In audizione, oltre al rappresentante nel cda del gestore Nuove Acque spa indicato dal Sindaco Fanfani, Enrico Valentini, anche il presidente della società Paolo Nannini, lanciato dall'altra parta della barricata, dopo essere stato per anni sindaco di Bucine, per il PD, per poi diventare presidente dell'Ato 4, svolgendo quindi le funzioni di controllore del servizio. Un professionista della politica abituato a questi passaggi di campo che, a nostro giudizio, appaiono sempre inopportuni.

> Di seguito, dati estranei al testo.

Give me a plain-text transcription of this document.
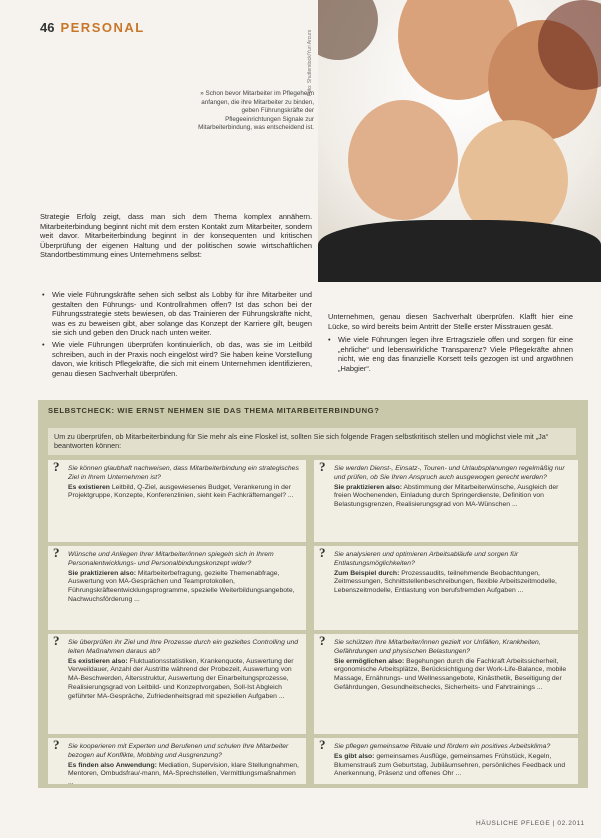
46 PERSONAL
Foto: Shutterstock/Yuri Arcurs
» Schon bevor Mitarbeiter im Pflegeheim anfangen, die ihre Mitarbeiter zu binden, geben Führungskräfte der Pflegeeinrichtungen Signale zur Mitarbeiterbindung, was entscheidend ist.

Strategie Erfolg zeigt, dass man sich dem Thema komplex annähern. Mitarbeiterbindung beginnt nicht mit dem ersten Kontakt zum Mitarbeiter, sondern weit davor. Mitarbeiterbindung beginnt in der konsequenten und kritischen Überprüfung der eigenen Haltung und der politischen sowie wirtschaftlichen Standortbestimmung eines Unternehmens selbst:

• Wie viele Führungskräfte sehen sich selbst als Lobby für ihre Mitarbeiter und gestalten den Führungs- und Kontrollrahmen offen? Ist das schon bei der Führungsstrategie stets bewiesen, ob das Trainieren der Führungskräfte nicht, was es zu beweisen gibt, aber solange das Konzept der Karriere gilt, beugen sie sich und geben den Druck nach unten weiter.
• Wie viele Führungen überprüfen kontinuierlich, ob das, was sie im Leitbild schreiben, auch in der Praxis noch eingelöst wird? Sie haben keine Vorstellung davon, wie kritisch Pflegekräfte, die sich mit einem Unternehmen identifizieren, genau diesen Sachverhalt überprüfen.

Unternehmen, genau diesen Sachverhalt überprüfen. Klafft hier eine Lücke, so wird bereits beim Antritt der Stelle erster Misstrauen gesät.

• Wie viele Führungen legen ihre Ertragsziele offen und sorgen für eine „ehrliche“ und lebenswirkliche Transparenz? Viele Pflegekräfte ahnen nicht, wie eng das finanzielle Korsett teils gezogen ist und argwöhnen „Habgier“.

SELBSTCHECK: WIE ERNST NEHMEN SIE DAS THEMA MITARBEITERBINDUNG?
Um zu überprüfen, ob Mitarbeiterbindung für Sie mehr als eine Floskel ist, sollten Sie sich folgende Fragen selbstkritisch stellen und möglichst viele mit „Ja“ beantworten können:
? Sie können glaubhaft nachweisen, dass Mitarbeiterbindung ein strategisches Ziel in Ihrem Unternehmen ist?
Es existieren Leitbild, Q-Ziel, ausgewiesenes Budget, Verankerung in der Projektgruppe, Konzepte, Konferenzlinien, sieht kein Fachkräftemangel? ...
? Wünsche und Anliegen Ihrer Mitarbeiter/innen spiegeln sich in Ihrem Personalentwicklungs- und Personalbindungskonzept wider?
Sie praktizieren also: Mitarbeiterbefragung, gezielte Themenabfrage, Auswertung von MA-Gesprächen und Teamprotokollen, Führungskräfteentwicklungsprogramme, spezielle Weiterbildungsangebote, Nachwuchsförderung ...
? Sie überprüfen ihr Ziel und Ihre Prozesse durch ein gezieltes Controlling und leiten Maßnahmen daraus ab?
Es existieren also: Fluktuationsstatistiken, Krankenquote, Auswertung der Verweildauer, Anzahl der Austritte während der Probezeit, Auswertung von MA-Beschwerden, Altersstruktur, Auswertung der Einarbeitungsprozesse, Realisierungsgrad von Leitbild- und Konzeptvorgaben, Soll-Ist Abgleich geführter MA-Gespräche, Zufriedenheitsgrad mit speziellen Aufgaben ...
? Sie kooperieren mit Experten und Berufenen und schulen Ihre Mitarbeiter bezogen auf Konflikte, Mobbing und Ausgrenzung?
Es finden also Anwendung: Mediation, Supervision, klare Stellungnahmen, Mentoren, Ombudsfrau/-mann, MA-Sprechstellen, Vermittlungsmaßnahmen ...
? Sie werden Dienst-, Einsatz-, Touren- und Urlaubsplanungen regelmäßig nur und prüfen, ob Sie Ihren Anspruch auch ausgewogen gerecht werden?
Sie praktizieren also: Abstimmung der Mitarbeiterwünsche, Ausgleich der freien Wochenenden, Einladung durch Springerdienste, Definition von Belastungsgrenzen, Realisierungsgrad von MA-Wünschen ...
? Sie analysieren und optimieren Arbeitsabläufe und sorgen für Entlastungsmöglichkeiten?
Zum Beispiel durch: Prozessaudits, teilnehmende Beobachtungen, Zeitmessungen, Schnittstellenbeschreibungen, flexible Arbeitszeitmodelle, Lebenszeitmodelle, Entlastung von berufsfremden Aufgaben ...
? Sie schützen Ihre Mitarbeiter/innen gezielt vor Unfällen, Krankheiten, Gefährdungen und physischen Belastungen?
Sie ermöglichen also: Begehungen durch die Fachkraft Arbeitssicherheit, ergonomische Arbeitsplätze, Berücksichtigung der Work-Life-Balance, mobile Massage, Ernährungs- und Wellnessangebote, Kinästhetik, Beseitigung der Gefährdungen, Gesundheitschecks, Sicherheits- und Fahrtrainings ...
? Sie pflegen gemeinsame Rituale und fördern ein positives Arbeitsklima?
Es gibt also: gemeinsames Ausflüge, gemeinsames Frühstück, Kegeln, Blumenstrauß zum Geburtstag, Jubiläumsehren, persönliches Feedback und Anerkennung, Präsenz und offenes Ohr ...
HÄUSLICHE PFLEGE | 02.2011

Il tema caldo di giornata, e non poteva essere altrimenti, è stato il deposito cauzionale: come se non bastasse il costo eccessivo dell'acqua ad Arezzo, è stato elevato un nuovo balzello per permettere a "Nuove Acque" S.p.A. di far cassa attraverso l'approvazione di due delibere emanate dall'"Autorità di regolazione e controllo dei servizi idrici" AEEGSI, la n°86 del 28.02.2013 e la n°643 del 27.12.2013. Questo senza dare preventiva informazione agli utenti e senza tenere conto che tale deposito non è automatico, ma, come si evince nelle delibere, si indica la facoltà, non l'obbligatorietà, di richiedere all'utente, a far data dal 1° giugno 2014, il versamento di una somma di denaro a titolo cauzionale. Per gli aretini l'importo dovuto è pari al corrispettivo di tre mensilità del cosiddetto "consumo storico", il 25% del totale annuo, per la famiglia media circa un centinaio di euro. Ad Arezzo, tanto per non sbagliare, si è applicata l'aliquota massima.

Inoltre quello che molti non sanno è che già adesso, nelle bollette che normalmente tutti paghiamo, gli utenti versano già l'1,5% in aggiunta al loro consumo, come previsto dalla legge, a titolo risarcitorio per le eventuali morosità che il gestore deve sostenere. Tutto questo in regime di monopolio , senza alcuna concorrenza o possibilità di cambiare fornitore, e con la facoltà di rispalmare sugli utenti virtuosi ciò che eventualmente non viene pagato!

Durante il dibattito Enrico Valentini ha candidamente ammesso di aver preso la decisione in totale autonomia, senza preventivamente avvisare il suo referente politico, il Sindaco Fanfani, perché la proposta non era nemmeno iscritta nella sezione deliberativa dell'ordine del giorno, dell'ultimo consiglio di amministrazione di Nuove Acque, ma tra le comunicazioni del presidente, quindi la riteneva cosa di poco conto. Di fatto dimostrando un'inadeguatezza palese per ricoprire l'incarico affidato, come sottolineato durante la riunione dal MoVimento 5 stelle.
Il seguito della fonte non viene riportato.